The Unborn

So the latest in the stream of demonic possession films represents another squandered opportunity.

The mythology of the dybbuk seems fascinating, but writer and director David S. Goyer doesn't spend much time (the film is barely over an hour and twenty minutes long) developing the intricacies of the subject.

For a far better discussion of the topic, try this blog (scroll down for two interesting posts)...

Goyer's film is both stylish and soulless--not much more than a string of ghoulish perspective shots and obvious gotcha scares.

That said, he's got one heck of an inversion on the classic Exorcist spider-walk scene here. That one puckered the hair on the back of my arms a bit (why there are so many stairs in an old folks' home is beyond me, but we'll let it slide).

Some character development would have been nice, but I'm not convinced Odette Yustman has the chops to take advantage of backstory at this stage in her career. The potential is there, but she needs more work (her IMDB page shows some interesting projects in production, including another horror film).

Gary Oldman cashes a check here, stopping by for a few minutes in the third act.

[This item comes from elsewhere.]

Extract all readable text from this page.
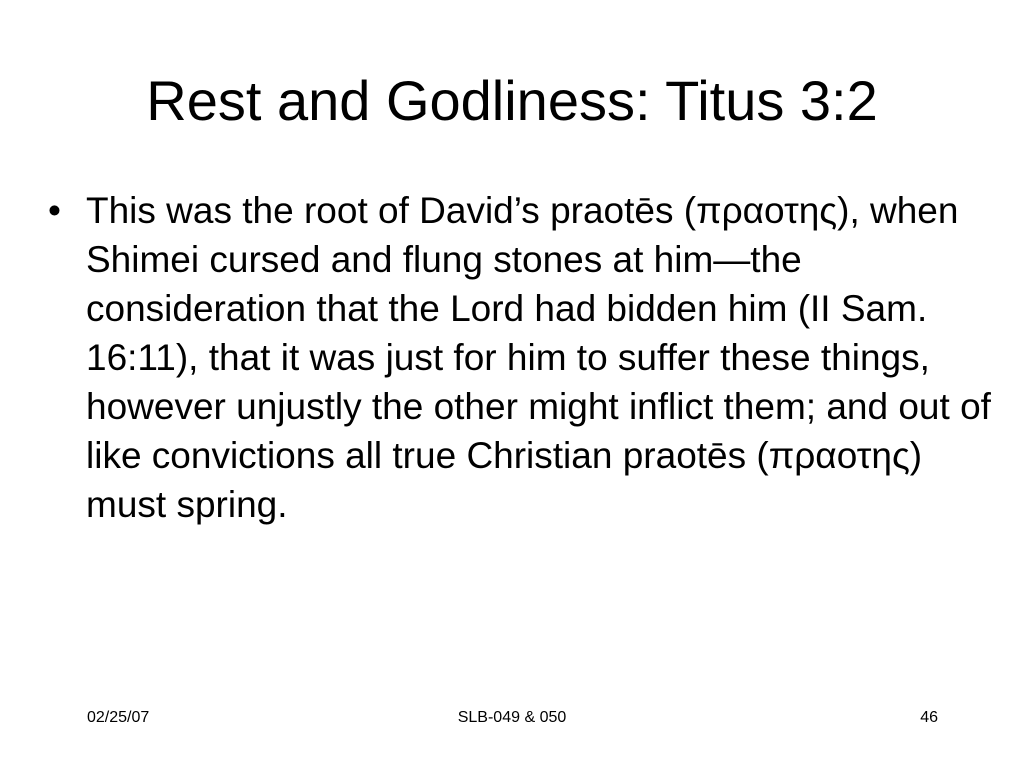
Rest and Godliness: Titus 3:2
• This was the root of David’s praotēs (πραοτης), when Shimei cursed and flung stones at him—the consideration that the Lord had bidden him (II Sam. 16:11), that it was just for him to suffer these things, however unjustly the other might inflict them; and out of like convictions all true Christian praotēs (πραοτης) must spring.
02/25/07	SLB-049 & 050	46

And the story itself? Well, it's another demonic child template. Why must Satan enter the world through the legs of a mortal woman? Seriously, if Beelzebub has a thing for kids (and we're reading "The Man in the Black Suit" this week in literature class, which doesn't exactly dispel that notion), then I'm going to have to see if I can get Keanu Reeves or someone to stop by the house and play a burnt-out clergyman intent on settling old scores with the devil to bless my girl's pac'n'play.

I think the main players here can and will do better. This just felt like they were mailing it in (C-), and that's too bad. Now begins the long wait for Drag Me To Hell to make it to DVD.